Cartooning information newsletter providing markets
Paul’s modus operandi was simple, fill the mails with as many cartoons as humanly possible and sit back and watch the sales roll in. Ok, not really. Paul had a great business sense I adopted early on, after reading another in-depth article he contributed to a cartoonist ‘How To” booklet that advised tips and techniques on how to draw a sellable gag panel cartoon and submit your work to various magazines.
Paul was one of several full time freelance cartoonists who were getting their gag panel cartoons published on a consistent basis and in those days, were not afraid to share and trade information like what ‘Toon In’ provided. Note the cover of this particular issue is from October 1976 was illustrated by Giacalone. The quick back story on Joe Giacalone was he was incarcerated at the time, and doing his sentence in Michigan’s Marquette branch prison which is probably how Joe perceived himself as to how he’s drawn in this cartoon.
I’m not certain of his actual crime, but I know there was a syndicate family (no, not cartoon related syndicate!) in Detroit and often wonder if he was related. In an ironic twist, I was given this issue by a well known gag cartoonist of that time named ‘Razor”. His work was appearing in literally dozens of trade magazines throughout the country. And in fact, Razor wrote a monthly column for Paul’s Toon In called ‘Razor’s Edge’ where he extolled sale upon sale to so many unusual and unknown publications.
I mentioned an “ironic twist”, because Razor was incarcerated at the same prison at that time. I won’t mention his name since that isn’t the point to this post, but he was sentenced over what was a “passion killing’ and I’m not certain of the entire story, except to say he discovered his girl with another guy. I lost track of Razor after his release from prison and never saw his cartoons ever appearing in any magazines, and had never kept in touch with him after his release. Suffice it to say, he may have been too busy catching up on lost time.
Mind you, these kinds of publications were the go-to resources for information and I tried to subscribe to them all. Even in the 1970’s alot of magazines paid decent rates for single panel cartoons. Oddly, the cartoon of Razor’s I show here, was published in a national magazine which was distributed by Ford Motors to customers and employees and they paid a decent rate of $150 per cartoon – back then.
I liked this simple line art style of Razor’s that was done in pen & ink and probably took only 10 minutes to draw.
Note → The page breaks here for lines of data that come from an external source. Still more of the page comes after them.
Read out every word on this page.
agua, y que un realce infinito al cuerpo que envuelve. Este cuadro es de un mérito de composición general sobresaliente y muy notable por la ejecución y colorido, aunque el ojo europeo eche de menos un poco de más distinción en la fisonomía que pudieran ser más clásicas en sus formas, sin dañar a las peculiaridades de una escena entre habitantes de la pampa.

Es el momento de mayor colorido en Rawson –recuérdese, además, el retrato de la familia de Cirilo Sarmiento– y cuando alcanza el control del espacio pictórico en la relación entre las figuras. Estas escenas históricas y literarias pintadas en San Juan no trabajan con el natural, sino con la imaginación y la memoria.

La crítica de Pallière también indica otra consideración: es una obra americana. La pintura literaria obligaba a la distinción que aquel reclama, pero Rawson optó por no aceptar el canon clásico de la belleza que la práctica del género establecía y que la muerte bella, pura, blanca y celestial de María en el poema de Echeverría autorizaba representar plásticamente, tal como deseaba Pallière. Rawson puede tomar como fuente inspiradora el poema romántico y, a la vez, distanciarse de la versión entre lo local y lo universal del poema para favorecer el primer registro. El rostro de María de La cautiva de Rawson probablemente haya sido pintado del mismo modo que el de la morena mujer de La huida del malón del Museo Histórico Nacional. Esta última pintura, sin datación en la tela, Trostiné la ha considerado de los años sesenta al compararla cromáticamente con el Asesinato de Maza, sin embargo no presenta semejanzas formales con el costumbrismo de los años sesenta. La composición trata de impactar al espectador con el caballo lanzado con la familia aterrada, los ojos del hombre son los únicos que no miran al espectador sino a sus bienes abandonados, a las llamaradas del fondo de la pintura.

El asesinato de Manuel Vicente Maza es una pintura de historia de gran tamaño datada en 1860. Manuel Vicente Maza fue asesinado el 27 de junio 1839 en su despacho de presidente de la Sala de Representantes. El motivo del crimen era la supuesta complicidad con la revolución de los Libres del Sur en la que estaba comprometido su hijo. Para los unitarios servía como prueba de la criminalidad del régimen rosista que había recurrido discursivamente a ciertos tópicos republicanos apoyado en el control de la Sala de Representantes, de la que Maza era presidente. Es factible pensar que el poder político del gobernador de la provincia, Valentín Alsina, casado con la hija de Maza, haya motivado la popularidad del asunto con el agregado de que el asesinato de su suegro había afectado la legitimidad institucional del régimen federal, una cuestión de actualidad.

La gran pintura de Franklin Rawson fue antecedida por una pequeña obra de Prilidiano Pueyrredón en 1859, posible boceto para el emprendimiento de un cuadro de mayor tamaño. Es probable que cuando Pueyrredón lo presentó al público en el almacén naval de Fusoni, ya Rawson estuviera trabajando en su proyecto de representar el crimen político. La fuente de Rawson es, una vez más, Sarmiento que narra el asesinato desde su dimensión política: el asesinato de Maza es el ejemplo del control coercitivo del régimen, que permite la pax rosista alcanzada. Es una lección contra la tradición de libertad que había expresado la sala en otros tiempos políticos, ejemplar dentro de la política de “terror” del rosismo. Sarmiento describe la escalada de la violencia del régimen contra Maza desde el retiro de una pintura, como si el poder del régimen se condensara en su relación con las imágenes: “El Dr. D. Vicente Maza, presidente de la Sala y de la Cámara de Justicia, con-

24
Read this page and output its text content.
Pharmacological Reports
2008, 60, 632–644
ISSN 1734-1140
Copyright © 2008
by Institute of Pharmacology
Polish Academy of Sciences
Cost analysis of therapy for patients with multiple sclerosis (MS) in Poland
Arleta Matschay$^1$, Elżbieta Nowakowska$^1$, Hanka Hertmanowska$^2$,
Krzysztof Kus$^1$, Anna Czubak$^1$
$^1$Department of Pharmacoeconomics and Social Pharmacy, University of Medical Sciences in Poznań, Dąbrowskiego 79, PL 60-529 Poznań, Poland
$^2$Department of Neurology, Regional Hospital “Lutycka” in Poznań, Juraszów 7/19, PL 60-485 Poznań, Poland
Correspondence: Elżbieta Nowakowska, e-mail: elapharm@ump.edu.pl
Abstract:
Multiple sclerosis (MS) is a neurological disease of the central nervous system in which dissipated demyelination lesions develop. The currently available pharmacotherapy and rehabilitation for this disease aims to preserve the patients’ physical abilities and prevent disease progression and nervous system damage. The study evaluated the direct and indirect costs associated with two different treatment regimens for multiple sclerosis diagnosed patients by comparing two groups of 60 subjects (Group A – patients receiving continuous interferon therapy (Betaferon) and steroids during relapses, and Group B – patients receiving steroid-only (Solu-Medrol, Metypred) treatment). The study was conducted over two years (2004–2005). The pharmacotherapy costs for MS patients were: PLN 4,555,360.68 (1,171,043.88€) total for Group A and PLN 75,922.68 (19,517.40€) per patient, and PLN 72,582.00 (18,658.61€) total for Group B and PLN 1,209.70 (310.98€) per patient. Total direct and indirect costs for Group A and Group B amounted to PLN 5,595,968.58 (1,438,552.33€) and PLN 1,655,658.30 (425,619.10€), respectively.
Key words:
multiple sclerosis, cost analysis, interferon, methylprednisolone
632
I always classified his drawing style as “cerebral”. It must have worked because I saw his stuff in alot of magazines including large circulation publications.
Now these days, publications like Cartoon World, Toon In, Funny Papers are considered ancient. The internet allows publishers to email subscribers their issues, like Van Scott does with the cartoonist and gag writer newsletter Gag Recap. Around the middle of each month, the publication is sent via email in PDF format.
Maybe in the future as publishers and cartoonists alike grow weary of the web and digital technology, a new resurgence of these cartoonist information newsletters will become popular again.Although to be honest, I really don’t see it!